I enjoyed work with Facebook’s fastText (https://github.com/facebookresearch/fastText) library and its R’s wrapper fastrtext (https://github.com/pommedeterresautee/fastrtext). However, I want to spend some more time with StarSpace library (also Facebook’s library for NLP). Unfortunately, there’s no R package for StarSpace!

It’s quite surprising because I there are thousands of packages. Nevertheless, this one is missing. In the end, I decided to write my wrapper - https://github.com/zzawadz/StarSpaceR.

I had some problems with compilation because of dozens of compiler flags which must be set before compilation. I think that for the first time I had to use custom configure script to set up everything paths, flags and so on. The good thing is that in the configure script you can just simply run an R script to do all the job.

I also use some code from fastrtext. The author had a brilliant idea to include a custom header with some macros to change fastText behavior, like redirect streams to the R console, rename the main function to pass CMD check and so on. If you are interested, check his code here: https://github.com/pommedeterresautee/fastrtext/blob/master/src/r_compliance.h.

The current version only supports loading model to the memory and extracting words embeddings for a set of words. Check the example below: .

# library(devtools)
# install_github("zzawadz/StarSpaceR")

# There's simple, pretrained model included in the package.
modelPath <- system.file(package = "StarSpaceR", "exdata/model_class")

model <- ssr_load_model(modelPath) # load model to the memory
model$get_vectors(c("words", "topology")) # get word embeddings

#                 [,1]         [,2]         [,3]        [,4] ...
# words    -0.00479455 -0.002737640 -0.000592433 -0.00318651 ...
# topology  0.00753618  0.000651733 -0.012981600 -0.01609830 ...

If you have any comments or ideas reach me on Twitter (@zzawadz) or fill an issue on Github (https://github.com/zzawadz/StarSpaceR/issues).

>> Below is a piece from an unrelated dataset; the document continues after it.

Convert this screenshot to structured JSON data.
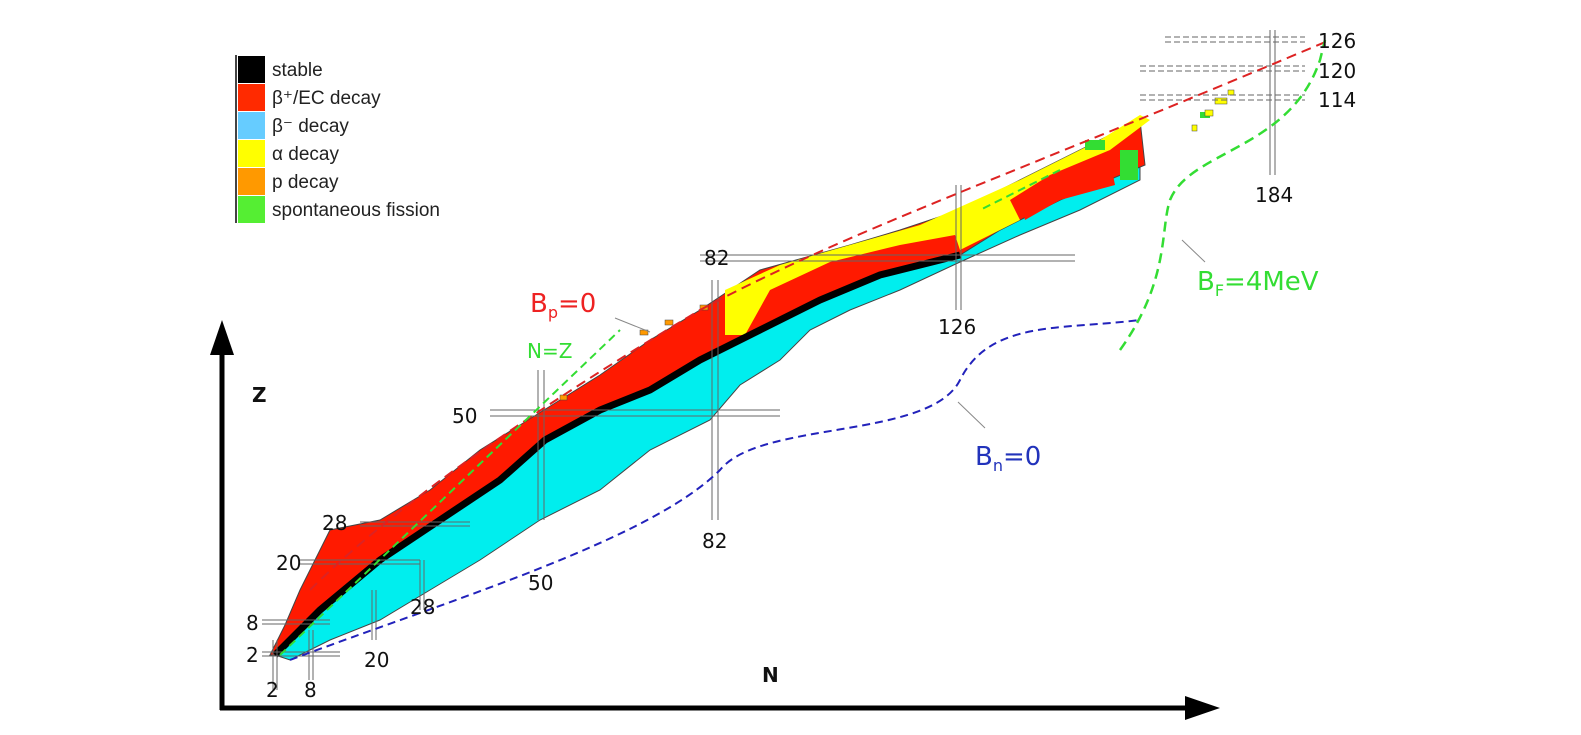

Be cautious. There’s a big problem with the package. An attempt to get the word not present in the dictionary may cause the fatal error and a crash of the whole R session. I will be examining this problem in the meantime (I think it’s a great way to learn all the internals!), but you are warned:) Do not use this on the production!

# Not run
# model$get_vectors(c("wor"))